El Muro de Cisjordiana llegará, si se construye todo lo proyectado, a alcanzar los 721 Km, en un 80% siguiendo la línea verde que separa Israel de Cisjordania y en un 20% dentro de territorio (teóricamente) palestino, en donde llega a adentrarse hasta 22 Km. Casi en su totalidad está constituido por vallas y alambradas, salvo en un 10% en que la forman bloques de hormigón de varios metros de altura. El ancho total va de los 50 a los 100 metros. La obra ha sido condenada por Naciones Unidas y la Corte Internacional de Justicia. Su objetivo declarado es proteger a los civiles israelíes contra el terrorismo. Este otoño, palestinos armados con cuchillos de cocina, atacando aisladamente y sin coordinación, han sembrado el terror en Israel.
Como siempre ocurre con todas las medidas represivas israelíes, también el muro ha encontrado su réplica en EEUU. El muro fronterizo Estados Unidos-México se inició en 2.007 y, de completarse lo aprobado, acabará teniendo 595 Km de extensión más un añadido de 800 Km de barreras para el paso de vehículos. De momento, ya ha conseguido desviar hacia el desierto el tráfico de inmigrantes ilegales contra el que dice luchar. Tiene, pues, el significativo mérito de haber disparado el número de muertos entre quienes intentan el paso de la frontera hasta los 10.000.

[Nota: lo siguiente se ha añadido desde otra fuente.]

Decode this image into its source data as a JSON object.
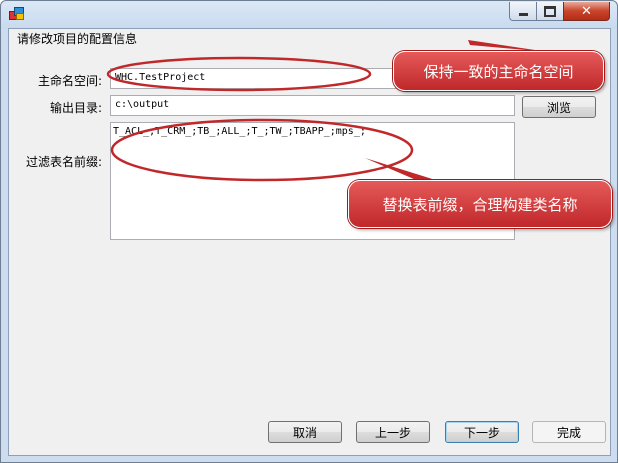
{
  "window": {
    "title": "",
    "controls": {
      "minimize_icon": "minimize-icon",
      "maximize_icon": "maximize-icon",
      "close_icon": "close-icon",
      "close_glyph": "✕"
    }
  },
  "form": {
    "section_title": "请修改项目的配置信息",
    "namespace": {
      "label": "主命名空间:",
      "value": "WHC.TestProject"
    },
    "output_dir": {
      "label": "输出目录:",
      "value": "c:\\output",
      "browse_label": "浏览"
    },
    "filter_prefix": {
      "label": "过滤表名前缀:",
      "value": "T_ACL_;T_CRM_;TB_;ALL_;T_;TW_;TBAPP_;mps_;"
    }
  },
  "buttons": {
    "cancel": "取消",
    "prev": "上一步",
    "next": "下一步",
    "finish": "完成"
  },
  "annotations": {
    "callout_namespace": "保持一致的主命名空间",
    "callout_prefix": "替换表前缀，合理构建类名称"
  },
  "colors": {
    "annotation_red": "#c0282a",
    "titlebar": "#c9daee",
    "client_bg": "#f0f0f0"
  }
}
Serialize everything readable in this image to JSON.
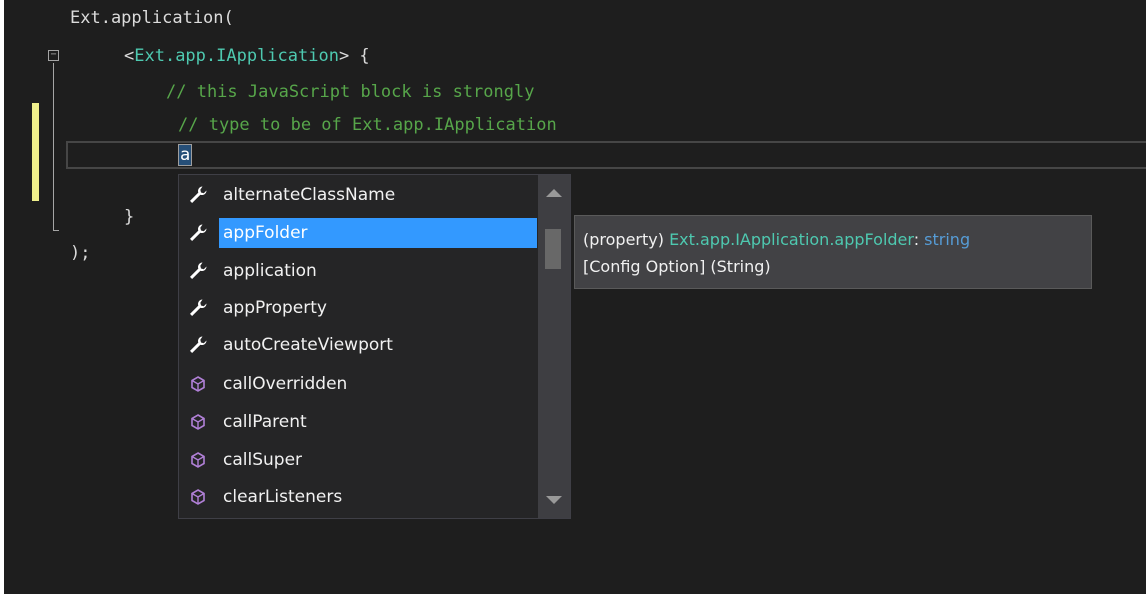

En España la cosa no llega a tanto, apenas si hemos invertido 60 millones de euros en la construcción de un sistema de vallas que separa Ceuta y Melilla de Marruecos. Alcanzan los tres metros de alto, con sirgas y cuchillas cortantes. Patrullas de la policía y la guardia civil las recorren periódicamente para descolgar a los enganchados en ella, principalmente, subsaharianos que, según cambie el viento, encuentran dificultades o no para atravesar Marruecos. Nada ha impedido que los centros de internamiento de inmigrantes ilegales de ambas ciudades estén continuamente a rebosar. Sin embargo, la Unión Europea, con cuyo dinero se financiaron en parte ambas vallas, está dispuesta a multiplicarlas en muchas otros confines del imperio.
Por alguna curiosa razón, los seres humanos, desde que abandonamos las cuevas, nos sentimos confortables rodeados por la paredes de una casa. Creemos que, cerrando bien las puertas, podemos dejar la barbarie y el frío fuera, mientras disfrutamos de cobijo y calor. Creemos que lo que vale para nuestras casas puede valer también para nuestras ciudades, para nuestros países, para nuestros imperios, como si rodearlos de piedra y arena bastara para convertirlos en un hogar seguro. Hacemos, con ello, todo lo posible por ignorar uno de los principios básicos de la estrategia, el que dice que una defensa estática es tan fuerte como su punto más débil. Hacemos, en definitiva, cuanto está en nuestra mano por olvidar la lección que la historia se empeña en repetirnos una y otra vez: que ninguna ciudad, ningún país, ningún imperio, ha logrado resistir tanto como las murallas que atestiguan sus miedos. Porque lo que mata a un Estado, a una civilización, no es la barbarie que pretende dejar al otro lado de sus construcciones defensivas, lo que los mata es que éstas y no las creencias e ideas que los vivificaban desde su creación, se han convertido en lo único sólido a lo que pueden agarrarse.